I am looking around on here but never see any posts from the Richmond or anywhere in Virginia area. I was trying to locate other Snow Removal Contractors in the Richmond area or even in the state for that matter. You never know when you might need a friend to call during a storm for a back-up. Let me know if you are out there please. Thanx David


----------



## BowTieServices (Jan 8, 2011)

I must be all alone here in this state LOL


----------



## GQLM (Feb 6, 2010)

Your not alone im down in the Hampton Roads area.


----------



## BowTieServices (Jan 8, 2011)

good to know what equipt. do you have and are you under contract when the money falls from the sky ?


----------



## 06CCSB (Dec 23, 2009)

I am in Northern VA, Vienna to be exact.


----------



## GQLM (Feb 6, 2010)

I mostly work as a sub but have a few of my own. running a 10 foot blade


----------



## bumgarner78 (Jan 28, 2010)

Fellow Snow contractors in Virginia. I am in Richmond ASV RC 50 skid steer and 2 truck plows here. Contracted here but would be great to know others for maybe Hampton roads and Northern Virginia sub potential. Anyone know of someone other than Cavalier tractor and Crenshaws in Richmond that works on Meyers plows?


----------



## BowTieServices (Jan 8, 2011)

*Meyers Repairs*

I know a couple of guys who work on Meyers Plows But they do not stock parts.

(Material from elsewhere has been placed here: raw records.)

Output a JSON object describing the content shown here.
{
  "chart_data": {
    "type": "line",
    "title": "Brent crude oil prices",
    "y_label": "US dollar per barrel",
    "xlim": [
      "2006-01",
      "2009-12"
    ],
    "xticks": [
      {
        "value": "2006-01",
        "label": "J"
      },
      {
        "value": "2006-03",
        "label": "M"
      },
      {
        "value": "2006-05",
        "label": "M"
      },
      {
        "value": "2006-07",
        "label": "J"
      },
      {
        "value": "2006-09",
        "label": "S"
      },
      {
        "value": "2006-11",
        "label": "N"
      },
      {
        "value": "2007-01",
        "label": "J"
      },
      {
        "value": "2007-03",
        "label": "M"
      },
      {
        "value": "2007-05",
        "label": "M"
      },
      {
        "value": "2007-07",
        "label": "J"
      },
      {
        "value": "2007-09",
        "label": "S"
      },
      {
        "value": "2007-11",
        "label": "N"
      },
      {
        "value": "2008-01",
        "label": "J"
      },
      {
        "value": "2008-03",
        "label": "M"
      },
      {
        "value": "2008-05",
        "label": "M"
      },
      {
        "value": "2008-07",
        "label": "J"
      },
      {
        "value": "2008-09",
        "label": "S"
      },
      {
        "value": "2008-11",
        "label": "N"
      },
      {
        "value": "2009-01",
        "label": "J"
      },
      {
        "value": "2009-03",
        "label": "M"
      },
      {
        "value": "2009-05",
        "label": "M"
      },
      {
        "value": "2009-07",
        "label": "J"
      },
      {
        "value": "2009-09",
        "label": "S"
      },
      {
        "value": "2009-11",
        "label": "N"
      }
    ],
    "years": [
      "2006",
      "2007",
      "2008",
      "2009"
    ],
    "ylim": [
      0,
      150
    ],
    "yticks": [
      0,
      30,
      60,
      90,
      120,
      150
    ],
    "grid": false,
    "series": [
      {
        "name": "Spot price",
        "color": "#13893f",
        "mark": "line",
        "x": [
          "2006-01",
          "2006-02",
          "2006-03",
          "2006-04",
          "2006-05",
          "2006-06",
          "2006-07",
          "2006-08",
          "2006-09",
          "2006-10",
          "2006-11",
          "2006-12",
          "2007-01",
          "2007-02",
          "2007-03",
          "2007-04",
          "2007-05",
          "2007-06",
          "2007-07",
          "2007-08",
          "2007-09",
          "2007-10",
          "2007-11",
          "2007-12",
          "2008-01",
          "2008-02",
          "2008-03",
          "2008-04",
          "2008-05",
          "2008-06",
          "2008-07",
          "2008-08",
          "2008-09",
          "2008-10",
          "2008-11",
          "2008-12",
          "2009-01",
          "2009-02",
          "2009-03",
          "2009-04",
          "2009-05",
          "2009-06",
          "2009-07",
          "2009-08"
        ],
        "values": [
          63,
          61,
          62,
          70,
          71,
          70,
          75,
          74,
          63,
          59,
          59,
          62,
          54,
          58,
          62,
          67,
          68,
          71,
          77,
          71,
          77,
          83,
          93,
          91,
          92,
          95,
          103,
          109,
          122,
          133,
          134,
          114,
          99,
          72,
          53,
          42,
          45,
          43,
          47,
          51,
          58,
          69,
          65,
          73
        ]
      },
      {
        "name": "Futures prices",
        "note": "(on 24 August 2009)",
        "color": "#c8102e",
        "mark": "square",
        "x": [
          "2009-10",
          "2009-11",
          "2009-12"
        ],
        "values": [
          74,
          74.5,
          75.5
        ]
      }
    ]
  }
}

If all you need is work done, Not parts.


----------



## bumgarner78 (Jan 28, 2010)

Yep thats what I am looking for....?


----------



## wddorman (Sep 17, 2010)

its a drive but i think s&s auto works on myers but they are in md


----------



## BowTieServices (Jan 8, 2011)

*Meyers Guy*

try David at Altman Contracting hes really good [email protected]


----------



## bumgarner78 (Jan 28, 2010)

Thanks for the contact!


----------



## cvrs177 (Jan 30, 2011)

I am located in central Va.


----------



## cvrs177 (Jan 30, 2011)

I am located in Centrl Va. about 45 miles west of Richmond.


----------